22 April 2024

The limits of published data

Machine learning (or, for investors, artificial intelligence) has received plenty of attention. To be successful you need lots of data. If you’re trying to, say, train a large language model to write limericks you’ve got oodles of text to draw from. But to train a model that can predict binding affinities you need lots of measurements, and they must be accurate. Among public repositories, ChEMBL is one of the most prominent due to its size (>2.4 million compounds) and quality, achieved through manual curation. But even here you need to be cautious, as illustrated in a recent open-access J. Chem. Inf. Model. paper by Gregory Landrum and Sereina Riniker (both at ETH Zurich).
 
The researchers were interested in the consistency of IC50 or Ki values for the same compound against the same target. They downloaded data for >50,000 compounds run at least twice against the same target. Activity data were compared either directly or after “maximal curation,” which entailed removing duplicate measurements from the same paper, removing data against mutant proteins, separating binding vs functional data, and several other quality checks. They used a variety of statistical tests (R2, Kendall τ, Cohen’s κ, Matthew’s correlation coefficient) to evaluate how well the data agreed, the simplest being the fraction of pairs where the difference was more than 0.3 or 1 log units, roughly two-fold or ten-fold differences.
 
The results were not encouraging. Looking at IC50 values, 64% of pairs differed by >0.3 log units, and 27% differed by more than 1 log unit. In other words, for more than a quarter of measurements a molecule might test as 100 nM in one assay and >1 µM in another.
 
Of course, as the researchers note, “it is generally not scientifically valid to combine values from different IC50 assays without knowledge of the assay conditions.” For example, the concentration of ATP in a kinase assay can have dramatic effects on the IC50 values for an inhibitor. Surely Ki values should be more comparable. But no, 67% of pairs differed by >0.3 log units and 30% differed by >1!
 
The situation improved for IC50 values using maximal curation, with the fraction of pairs differing by >0.3 and >1 log units dropping to 48% and 13%. However, this came at the expense of throwing away 99% of the data.
 
Surprisingly, using maximal curation data for Ki data actually made the situation worse. Digging into the data, the researchers found that 32 assays reporting Ki values for human carbonic anhydrase I, all from the same corresponding author, include “a significant number of overlapping compounds, with results that are sometimes inconsistent.” Scrubbing these improved the situation, but 38% of pairs still differed by >0.3 log units, and 21% differed by >1 log unit.
 
This is all rather sobering, and suggests there are limits to the quality of available data. As we noted in January there are all kinds of reasons assays can differ even within the same lab. Add in subtle variations in protein activity or buffer conditions and perhaps we should not be too surprised at log-order differences in experimental measurements. And this assumes everyone is trying to do good science: I’m sure sloppy and fraudulent data only make the situation worse. No matter how well we build our computational tools, noisy data will ensure they often differ from reality, whatever that may be.

2 comments:

Vladimir Talibov said...

A very nice paper indeed, important to stress.

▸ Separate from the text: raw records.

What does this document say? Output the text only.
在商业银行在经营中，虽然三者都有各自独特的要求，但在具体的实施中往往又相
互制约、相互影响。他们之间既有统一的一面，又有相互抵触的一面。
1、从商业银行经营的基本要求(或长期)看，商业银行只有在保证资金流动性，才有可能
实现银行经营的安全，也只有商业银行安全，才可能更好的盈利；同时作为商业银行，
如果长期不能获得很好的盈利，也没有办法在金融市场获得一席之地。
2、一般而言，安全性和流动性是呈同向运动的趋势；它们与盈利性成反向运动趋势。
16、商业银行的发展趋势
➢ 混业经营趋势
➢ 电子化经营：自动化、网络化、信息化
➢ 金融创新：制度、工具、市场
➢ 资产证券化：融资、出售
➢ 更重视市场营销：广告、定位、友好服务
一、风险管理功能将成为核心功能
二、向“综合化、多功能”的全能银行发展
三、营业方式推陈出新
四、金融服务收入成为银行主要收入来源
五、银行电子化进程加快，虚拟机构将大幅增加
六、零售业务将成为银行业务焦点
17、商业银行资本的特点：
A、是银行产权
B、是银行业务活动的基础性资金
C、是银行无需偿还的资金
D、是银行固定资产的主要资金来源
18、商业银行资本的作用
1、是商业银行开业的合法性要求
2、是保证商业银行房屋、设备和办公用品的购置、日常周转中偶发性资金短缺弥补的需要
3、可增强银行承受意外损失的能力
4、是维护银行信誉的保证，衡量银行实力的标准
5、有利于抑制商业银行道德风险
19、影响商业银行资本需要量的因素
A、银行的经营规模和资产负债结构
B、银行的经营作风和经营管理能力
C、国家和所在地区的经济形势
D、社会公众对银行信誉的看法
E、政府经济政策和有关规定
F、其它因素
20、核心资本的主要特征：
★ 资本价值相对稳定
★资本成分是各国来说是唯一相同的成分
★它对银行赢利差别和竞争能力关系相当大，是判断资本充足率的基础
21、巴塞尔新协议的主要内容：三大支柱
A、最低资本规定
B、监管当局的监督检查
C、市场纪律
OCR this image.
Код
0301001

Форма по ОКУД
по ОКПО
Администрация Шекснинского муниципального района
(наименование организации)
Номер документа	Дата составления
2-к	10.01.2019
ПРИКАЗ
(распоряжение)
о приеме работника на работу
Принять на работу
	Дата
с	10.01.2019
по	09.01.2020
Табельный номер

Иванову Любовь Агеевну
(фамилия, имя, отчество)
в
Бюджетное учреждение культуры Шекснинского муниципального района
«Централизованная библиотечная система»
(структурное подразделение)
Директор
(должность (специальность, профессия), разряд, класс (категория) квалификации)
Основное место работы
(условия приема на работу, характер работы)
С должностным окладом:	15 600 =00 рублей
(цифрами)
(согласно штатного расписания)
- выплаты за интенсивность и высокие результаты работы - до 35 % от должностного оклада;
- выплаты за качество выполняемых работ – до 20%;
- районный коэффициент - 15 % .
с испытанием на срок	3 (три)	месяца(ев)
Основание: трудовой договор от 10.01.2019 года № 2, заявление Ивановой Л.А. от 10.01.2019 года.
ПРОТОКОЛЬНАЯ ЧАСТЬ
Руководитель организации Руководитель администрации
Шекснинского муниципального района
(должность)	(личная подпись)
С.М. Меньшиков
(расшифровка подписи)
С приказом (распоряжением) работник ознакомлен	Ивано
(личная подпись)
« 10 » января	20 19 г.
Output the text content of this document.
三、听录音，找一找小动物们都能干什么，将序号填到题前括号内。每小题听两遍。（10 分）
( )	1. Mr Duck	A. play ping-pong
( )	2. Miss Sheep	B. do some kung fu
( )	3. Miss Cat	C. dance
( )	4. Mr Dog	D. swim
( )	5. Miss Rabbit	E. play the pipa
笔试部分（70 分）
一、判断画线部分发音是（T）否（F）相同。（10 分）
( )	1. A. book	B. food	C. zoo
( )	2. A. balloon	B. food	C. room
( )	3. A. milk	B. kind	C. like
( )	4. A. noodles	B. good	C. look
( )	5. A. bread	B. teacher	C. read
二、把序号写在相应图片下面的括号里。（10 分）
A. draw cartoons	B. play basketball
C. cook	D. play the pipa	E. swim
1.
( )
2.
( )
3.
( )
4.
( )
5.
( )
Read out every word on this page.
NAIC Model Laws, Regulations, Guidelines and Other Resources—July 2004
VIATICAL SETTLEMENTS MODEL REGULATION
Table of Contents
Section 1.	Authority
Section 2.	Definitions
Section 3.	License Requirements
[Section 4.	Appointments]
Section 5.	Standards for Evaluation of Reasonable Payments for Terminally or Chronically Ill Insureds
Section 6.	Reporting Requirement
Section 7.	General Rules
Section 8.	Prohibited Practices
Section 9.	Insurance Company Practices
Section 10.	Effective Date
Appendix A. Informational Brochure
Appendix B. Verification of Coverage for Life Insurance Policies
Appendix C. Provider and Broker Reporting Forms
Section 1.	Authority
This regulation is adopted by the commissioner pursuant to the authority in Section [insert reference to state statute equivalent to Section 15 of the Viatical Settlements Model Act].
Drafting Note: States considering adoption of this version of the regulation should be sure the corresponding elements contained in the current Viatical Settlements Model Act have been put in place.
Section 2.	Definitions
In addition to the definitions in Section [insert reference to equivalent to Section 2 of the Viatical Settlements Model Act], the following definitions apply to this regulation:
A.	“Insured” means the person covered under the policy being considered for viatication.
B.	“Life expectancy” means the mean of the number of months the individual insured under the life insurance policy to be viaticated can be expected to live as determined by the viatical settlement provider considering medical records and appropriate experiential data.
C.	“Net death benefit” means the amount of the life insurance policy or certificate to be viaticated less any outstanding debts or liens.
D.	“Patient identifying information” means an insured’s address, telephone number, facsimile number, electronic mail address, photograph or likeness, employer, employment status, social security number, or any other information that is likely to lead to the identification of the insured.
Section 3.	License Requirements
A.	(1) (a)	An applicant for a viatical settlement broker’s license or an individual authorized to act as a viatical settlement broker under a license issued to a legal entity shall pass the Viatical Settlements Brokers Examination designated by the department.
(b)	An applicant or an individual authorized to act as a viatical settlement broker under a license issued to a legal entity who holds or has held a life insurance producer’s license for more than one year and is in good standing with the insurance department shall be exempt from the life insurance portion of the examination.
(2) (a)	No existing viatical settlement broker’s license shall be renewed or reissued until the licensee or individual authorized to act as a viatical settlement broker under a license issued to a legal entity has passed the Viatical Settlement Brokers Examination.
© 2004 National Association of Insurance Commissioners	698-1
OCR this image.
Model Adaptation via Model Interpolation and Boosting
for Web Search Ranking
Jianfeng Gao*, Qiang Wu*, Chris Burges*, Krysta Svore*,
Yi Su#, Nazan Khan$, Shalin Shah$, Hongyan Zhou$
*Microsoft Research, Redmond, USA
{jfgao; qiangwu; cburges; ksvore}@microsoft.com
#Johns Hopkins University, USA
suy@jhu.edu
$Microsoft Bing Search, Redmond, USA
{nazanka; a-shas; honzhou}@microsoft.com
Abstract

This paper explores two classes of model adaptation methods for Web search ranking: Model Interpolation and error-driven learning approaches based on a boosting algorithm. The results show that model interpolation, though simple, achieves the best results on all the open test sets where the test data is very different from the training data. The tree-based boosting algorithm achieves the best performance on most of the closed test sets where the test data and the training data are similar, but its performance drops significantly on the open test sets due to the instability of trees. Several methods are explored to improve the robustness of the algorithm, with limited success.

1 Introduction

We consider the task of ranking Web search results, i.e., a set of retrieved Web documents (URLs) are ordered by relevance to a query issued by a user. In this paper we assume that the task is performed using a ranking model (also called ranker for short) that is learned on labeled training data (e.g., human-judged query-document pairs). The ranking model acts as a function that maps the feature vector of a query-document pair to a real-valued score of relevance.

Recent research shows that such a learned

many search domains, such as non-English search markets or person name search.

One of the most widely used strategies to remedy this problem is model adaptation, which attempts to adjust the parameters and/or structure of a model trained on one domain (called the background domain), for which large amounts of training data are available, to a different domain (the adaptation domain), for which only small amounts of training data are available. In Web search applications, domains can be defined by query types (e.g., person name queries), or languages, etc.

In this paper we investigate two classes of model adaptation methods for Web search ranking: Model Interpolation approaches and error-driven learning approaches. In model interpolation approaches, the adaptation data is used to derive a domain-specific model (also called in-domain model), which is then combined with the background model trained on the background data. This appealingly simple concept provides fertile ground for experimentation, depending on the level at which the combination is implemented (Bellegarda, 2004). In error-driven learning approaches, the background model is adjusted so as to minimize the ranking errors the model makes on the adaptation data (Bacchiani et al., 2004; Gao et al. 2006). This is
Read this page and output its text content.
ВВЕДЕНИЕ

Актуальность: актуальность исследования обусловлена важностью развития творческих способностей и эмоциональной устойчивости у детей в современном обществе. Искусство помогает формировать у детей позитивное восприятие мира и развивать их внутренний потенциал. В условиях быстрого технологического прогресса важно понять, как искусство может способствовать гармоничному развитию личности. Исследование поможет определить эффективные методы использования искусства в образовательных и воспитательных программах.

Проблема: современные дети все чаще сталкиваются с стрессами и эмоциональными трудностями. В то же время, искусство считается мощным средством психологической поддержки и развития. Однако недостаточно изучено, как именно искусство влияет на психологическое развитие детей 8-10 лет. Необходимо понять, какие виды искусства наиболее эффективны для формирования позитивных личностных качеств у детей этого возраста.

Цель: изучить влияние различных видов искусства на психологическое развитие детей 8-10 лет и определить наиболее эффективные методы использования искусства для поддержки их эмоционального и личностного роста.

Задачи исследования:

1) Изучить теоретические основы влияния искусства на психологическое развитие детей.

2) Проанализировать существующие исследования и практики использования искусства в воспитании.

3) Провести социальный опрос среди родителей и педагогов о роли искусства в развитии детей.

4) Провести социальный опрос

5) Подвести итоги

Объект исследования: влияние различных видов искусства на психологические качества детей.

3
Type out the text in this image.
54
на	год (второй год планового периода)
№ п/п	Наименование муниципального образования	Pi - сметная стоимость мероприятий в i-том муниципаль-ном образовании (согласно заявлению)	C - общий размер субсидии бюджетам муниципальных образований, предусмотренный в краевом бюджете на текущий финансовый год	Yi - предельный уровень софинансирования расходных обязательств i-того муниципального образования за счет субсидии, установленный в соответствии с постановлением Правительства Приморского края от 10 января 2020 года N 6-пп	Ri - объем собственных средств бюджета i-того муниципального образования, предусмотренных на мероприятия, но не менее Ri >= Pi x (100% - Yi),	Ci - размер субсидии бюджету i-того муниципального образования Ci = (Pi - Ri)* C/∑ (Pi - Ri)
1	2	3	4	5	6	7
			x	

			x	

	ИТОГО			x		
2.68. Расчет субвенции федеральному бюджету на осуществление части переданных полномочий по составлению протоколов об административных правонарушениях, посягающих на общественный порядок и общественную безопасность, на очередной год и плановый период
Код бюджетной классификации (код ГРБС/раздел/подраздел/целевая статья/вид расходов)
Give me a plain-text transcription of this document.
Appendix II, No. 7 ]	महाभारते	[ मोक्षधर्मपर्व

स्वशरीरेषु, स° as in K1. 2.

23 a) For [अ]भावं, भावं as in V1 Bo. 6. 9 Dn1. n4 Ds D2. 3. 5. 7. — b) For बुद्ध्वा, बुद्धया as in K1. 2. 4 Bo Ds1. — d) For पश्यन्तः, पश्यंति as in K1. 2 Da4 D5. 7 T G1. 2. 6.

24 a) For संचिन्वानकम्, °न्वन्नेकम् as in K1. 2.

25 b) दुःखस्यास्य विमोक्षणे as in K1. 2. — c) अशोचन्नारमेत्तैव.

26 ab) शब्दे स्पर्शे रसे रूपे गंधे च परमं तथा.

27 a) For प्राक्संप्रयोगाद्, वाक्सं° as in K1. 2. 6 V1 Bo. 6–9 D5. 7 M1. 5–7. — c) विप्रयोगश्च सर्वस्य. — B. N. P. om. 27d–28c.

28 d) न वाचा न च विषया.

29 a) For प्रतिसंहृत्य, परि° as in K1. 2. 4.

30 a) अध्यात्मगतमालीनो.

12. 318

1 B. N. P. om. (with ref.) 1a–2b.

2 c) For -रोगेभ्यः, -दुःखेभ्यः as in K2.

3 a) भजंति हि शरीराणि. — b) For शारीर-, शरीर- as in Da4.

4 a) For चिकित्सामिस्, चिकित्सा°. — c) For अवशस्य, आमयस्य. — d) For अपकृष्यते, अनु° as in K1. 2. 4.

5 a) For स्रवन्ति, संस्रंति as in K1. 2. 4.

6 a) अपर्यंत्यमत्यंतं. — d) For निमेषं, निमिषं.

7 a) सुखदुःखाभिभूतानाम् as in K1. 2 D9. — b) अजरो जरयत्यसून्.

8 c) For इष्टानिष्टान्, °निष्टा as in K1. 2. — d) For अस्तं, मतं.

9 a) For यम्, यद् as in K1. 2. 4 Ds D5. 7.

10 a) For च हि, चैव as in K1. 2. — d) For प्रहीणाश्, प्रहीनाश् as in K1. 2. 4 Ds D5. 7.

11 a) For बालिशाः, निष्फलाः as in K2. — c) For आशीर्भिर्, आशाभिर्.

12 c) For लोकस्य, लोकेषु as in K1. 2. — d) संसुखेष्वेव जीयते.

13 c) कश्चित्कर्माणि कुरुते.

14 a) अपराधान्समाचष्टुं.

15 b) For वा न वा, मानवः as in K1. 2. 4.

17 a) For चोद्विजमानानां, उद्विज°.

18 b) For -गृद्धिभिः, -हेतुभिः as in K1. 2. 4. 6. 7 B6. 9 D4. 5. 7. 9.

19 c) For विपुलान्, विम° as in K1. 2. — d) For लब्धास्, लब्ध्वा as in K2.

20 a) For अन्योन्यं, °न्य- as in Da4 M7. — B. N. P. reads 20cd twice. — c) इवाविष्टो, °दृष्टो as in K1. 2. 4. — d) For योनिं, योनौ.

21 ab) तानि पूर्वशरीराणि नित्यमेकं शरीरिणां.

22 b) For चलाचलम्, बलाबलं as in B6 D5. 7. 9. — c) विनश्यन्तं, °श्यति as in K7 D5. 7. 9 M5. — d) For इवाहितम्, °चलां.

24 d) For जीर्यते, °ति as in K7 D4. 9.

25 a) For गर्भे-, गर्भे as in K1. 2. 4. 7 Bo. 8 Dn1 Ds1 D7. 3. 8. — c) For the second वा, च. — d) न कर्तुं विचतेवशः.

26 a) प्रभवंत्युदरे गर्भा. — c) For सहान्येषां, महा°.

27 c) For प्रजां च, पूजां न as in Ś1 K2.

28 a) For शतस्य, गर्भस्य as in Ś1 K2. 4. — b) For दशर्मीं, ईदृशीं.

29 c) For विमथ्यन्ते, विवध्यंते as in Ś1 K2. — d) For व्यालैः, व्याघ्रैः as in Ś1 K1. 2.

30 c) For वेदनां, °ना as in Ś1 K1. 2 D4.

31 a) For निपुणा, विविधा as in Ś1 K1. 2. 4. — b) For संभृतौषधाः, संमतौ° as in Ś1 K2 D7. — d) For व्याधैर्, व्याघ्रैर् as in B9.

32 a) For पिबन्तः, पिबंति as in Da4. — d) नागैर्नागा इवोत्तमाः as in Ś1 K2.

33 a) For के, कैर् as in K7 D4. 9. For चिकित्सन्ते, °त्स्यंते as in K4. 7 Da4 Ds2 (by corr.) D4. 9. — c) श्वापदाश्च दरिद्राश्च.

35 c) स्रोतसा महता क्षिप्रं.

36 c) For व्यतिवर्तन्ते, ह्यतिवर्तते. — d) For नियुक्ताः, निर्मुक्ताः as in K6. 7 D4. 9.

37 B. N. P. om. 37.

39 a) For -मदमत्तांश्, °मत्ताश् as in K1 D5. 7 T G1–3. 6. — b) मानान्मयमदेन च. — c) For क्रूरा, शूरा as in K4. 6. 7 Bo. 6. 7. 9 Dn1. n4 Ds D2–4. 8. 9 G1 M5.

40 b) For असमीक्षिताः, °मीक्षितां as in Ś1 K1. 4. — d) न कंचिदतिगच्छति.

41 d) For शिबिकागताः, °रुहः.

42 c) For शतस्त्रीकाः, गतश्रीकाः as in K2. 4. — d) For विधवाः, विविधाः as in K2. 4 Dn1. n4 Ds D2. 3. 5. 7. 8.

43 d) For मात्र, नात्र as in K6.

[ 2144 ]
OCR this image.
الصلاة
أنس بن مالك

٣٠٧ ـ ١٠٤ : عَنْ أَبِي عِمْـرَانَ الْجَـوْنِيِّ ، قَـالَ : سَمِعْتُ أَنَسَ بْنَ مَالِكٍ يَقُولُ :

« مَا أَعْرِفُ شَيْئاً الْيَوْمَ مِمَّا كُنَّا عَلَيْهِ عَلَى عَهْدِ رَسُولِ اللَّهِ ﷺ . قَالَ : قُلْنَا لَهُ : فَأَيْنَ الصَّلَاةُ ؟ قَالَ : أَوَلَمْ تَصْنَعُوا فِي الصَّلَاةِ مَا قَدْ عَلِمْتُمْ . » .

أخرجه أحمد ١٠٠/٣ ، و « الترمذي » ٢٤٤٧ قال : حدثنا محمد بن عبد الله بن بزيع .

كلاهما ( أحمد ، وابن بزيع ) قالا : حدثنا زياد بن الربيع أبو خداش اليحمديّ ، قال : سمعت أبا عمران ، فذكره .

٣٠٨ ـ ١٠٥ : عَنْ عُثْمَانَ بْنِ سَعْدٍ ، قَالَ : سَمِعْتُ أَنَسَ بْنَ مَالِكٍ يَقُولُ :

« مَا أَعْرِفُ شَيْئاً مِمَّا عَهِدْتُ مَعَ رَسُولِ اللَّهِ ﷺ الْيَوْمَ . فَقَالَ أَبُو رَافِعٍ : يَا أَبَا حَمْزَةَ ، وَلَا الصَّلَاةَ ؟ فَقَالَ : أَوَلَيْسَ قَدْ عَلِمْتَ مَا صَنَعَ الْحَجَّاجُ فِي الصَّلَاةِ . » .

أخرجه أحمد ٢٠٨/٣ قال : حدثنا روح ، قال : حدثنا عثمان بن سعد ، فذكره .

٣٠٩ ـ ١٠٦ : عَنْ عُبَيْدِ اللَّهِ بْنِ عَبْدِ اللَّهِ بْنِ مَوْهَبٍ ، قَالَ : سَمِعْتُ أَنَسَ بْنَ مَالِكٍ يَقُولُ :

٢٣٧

I think this reading pairs well with "Comparability of Mixed IC50 Data – A Statistical Analysis" (open access, link in the name) from 2013. As stated there more than a decade ago "... it is likely the data quality will rise over time by continuous iterative improvement of the large databases such as ChEMBL and BindingDB".

Dan Erlanson said...

Thanks Vladimer - nice paper, though your conclusion may have been prematurely optimistic!